Você não pensa nisso? Por quê? Basta-lhe a lida de pouca esperança e doída angústia que nasce toda manhã e morre noite adentro, todos os dias? Não lhe está por sonho converter as grades em liberdade, os muros em jardim, as calçadas em passeio, os postes em árvore, as praias em água cristalina e o céu em transparente abóbada de um azul refeito, para nela soltar, além de pipas coloridas, imaginação própria para dias de sol e para noites de lua?

 

Você escolhe a cidade em que vive. Porque, por pequeno que seja, você é um pedaço do poder que pode se esparramar como gota de óleo numa bacia de água.

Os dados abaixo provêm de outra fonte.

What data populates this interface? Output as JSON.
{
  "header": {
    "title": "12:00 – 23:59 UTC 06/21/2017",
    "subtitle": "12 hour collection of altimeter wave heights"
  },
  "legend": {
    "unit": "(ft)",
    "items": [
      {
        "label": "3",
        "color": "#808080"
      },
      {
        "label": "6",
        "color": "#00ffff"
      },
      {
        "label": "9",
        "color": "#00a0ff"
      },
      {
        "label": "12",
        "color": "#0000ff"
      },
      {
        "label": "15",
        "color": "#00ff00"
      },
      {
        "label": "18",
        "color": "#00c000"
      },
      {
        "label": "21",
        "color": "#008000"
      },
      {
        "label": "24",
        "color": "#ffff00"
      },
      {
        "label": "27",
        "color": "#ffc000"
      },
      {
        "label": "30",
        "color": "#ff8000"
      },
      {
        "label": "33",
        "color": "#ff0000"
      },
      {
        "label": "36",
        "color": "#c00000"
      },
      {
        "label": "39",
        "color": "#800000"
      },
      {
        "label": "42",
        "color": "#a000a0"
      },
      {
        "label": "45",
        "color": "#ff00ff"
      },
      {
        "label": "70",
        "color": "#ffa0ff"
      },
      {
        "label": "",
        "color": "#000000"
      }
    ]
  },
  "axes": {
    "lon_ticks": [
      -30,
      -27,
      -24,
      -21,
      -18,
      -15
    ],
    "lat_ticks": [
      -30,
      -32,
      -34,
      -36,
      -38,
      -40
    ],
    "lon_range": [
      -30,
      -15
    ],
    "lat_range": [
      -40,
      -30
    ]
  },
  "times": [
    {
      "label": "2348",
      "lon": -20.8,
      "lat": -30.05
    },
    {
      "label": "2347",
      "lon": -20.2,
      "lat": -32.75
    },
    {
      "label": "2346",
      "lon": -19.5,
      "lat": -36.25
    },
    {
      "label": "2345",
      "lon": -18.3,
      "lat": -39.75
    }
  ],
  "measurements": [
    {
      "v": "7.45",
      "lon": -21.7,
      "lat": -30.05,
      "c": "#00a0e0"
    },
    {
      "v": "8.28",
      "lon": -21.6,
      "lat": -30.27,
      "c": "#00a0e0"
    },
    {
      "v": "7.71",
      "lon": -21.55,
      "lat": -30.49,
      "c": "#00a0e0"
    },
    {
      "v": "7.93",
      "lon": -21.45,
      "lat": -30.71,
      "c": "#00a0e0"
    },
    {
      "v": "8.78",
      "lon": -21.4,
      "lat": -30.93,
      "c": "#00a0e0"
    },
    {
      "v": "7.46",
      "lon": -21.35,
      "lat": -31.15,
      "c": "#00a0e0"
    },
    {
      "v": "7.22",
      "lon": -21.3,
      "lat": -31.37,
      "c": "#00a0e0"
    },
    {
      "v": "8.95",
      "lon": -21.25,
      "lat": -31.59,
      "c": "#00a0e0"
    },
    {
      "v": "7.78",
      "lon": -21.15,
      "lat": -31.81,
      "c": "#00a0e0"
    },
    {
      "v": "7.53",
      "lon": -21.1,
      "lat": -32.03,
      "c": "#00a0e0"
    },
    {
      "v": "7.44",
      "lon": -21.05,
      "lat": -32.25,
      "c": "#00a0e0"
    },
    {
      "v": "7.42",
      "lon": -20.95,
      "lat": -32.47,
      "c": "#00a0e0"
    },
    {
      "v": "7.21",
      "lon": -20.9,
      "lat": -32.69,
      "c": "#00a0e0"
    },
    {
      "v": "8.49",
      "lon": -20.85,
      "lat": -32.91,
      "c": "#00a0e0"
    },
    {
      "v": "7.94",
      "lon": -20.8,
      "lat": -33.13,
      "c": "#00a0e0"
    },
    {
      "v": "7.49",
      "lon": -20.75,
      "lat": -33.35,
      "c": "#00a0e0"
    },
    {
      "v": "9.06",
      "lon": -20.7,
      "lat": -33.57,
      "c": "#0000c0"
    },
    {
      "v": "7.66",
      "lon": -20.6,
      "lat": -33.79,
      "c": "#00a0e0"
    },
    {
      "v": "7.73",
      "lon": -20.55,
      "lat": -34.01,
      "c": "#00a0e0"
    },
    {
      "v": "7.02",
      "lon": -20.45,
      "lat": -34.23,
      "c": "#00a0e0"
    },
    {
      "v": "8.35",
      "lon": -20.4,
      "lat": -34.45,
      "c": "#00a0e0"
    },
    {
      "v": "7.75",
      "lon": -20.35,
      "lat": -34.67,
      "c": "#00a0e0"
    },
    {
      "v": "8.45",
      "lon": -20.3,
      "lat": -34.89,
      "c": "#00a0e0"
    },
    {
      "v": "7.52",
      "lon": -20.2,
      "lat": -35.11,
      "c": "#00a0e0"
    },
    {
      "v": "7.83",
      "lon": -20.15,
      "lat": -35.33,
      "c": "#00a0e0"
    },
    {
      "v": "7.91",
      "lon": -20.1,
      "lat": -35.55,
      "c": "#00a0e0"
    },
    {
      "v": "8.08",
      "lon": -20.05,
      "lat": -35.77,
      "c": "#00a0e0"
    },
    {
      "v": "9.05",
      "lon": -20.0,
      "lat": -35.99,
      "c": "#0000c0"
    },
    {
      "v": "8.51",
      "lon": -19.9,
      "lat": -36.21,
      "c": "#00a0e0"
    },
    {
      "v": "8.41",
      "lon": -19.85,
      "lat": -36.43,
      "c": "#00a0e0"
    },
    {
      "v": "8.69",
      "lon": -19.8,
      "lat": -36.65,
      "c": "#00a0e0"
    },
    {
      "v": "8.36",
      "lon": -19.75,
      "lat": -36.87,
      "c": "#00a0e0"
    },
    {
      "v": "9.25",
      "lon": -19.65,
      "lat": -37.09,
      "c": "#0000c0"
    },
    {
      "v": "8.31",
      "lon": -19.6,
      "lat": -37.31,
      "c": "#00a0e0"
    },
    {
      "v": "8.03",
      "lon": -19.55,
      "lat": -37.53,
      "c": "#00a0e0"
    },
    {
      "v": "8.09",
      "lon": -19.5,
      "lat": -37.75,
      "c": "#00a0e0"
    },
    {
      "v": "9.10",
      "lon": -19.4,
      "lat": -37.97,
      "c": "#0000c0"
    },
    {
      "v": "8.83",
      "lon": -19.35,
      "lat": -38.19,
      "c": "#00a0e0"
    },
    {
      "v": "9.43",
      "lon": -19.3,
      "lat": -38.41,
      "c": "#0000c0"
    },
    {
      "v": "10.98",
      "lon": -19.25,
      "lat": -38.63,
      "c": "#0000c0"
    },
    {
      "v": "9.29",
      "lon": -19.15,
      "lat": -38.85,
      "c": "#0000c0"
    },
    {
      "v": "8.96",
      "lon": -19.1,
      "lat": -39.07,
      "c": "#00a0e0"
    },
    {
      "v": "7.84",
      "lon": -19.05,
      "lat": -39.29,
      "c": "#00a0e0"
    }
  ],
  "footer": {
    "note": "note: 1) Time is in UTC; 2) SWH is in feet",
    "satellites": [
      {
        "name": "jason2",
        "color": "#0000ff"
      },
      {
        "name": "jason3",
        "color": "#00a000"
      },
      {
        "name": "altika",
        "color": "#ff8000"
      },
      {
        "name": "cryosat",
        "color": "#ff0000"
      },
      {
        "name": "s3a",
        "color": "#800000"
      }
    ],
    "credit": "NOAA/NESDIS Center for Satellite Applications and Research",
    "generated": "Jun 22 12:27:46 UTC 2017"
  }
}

Contamine às avessas sempre que puder, de preferência nas eleições. Imagine-se, ilimitadamente, imolando um político corrupto e desgraçado; imagine-se pendurando-o com prazer, em forca instalada na urna silenciosa, para que morra em inominável solidão, para beneplácito da cidade e dos urbanos que a edificam e a mantém, para que seja, enquanto existir, um lugar muito agradável, bom de se viver.

 

Você deve ter seu IDH pessoal, a medida de sua alfabetização, de sua educação, de sua capacidade econômica e de sua esperança de vida na cidade em que habita. Estenda-o como bandeira nesta próxima e em qualquer outra eleição, para que seja o obus, o míssil, a espada e o tacape, vetores da mortalidade que se deve desferir como prêmio contra cada um dos políticos de carreira, maioria desgraçada de nefastos, corruptos e maléficos, que estão aí, de campanha na rua, querendo comandar o cotidiano da nossa cidade e da nossa vida.

 

Se você quiser trocar os votos, seu e de sua família, por duzentas lajotas ou três sacos de cimento, este será ato voluntário da sua inconsciência política e da sua absoluta falta de compromisso com a nossa cidade. Mas saiba que este custo retornará em forma de mazela e lhe será imputado como preço a ser pago compulsoriamente sempre que a indignidade eleita impuser influência na sua vida pessoal ou na de sua família.

 

Orlando Eller é jornalista, aposentou-se recentemente da Vale do Rio Doce e mora em Vitória.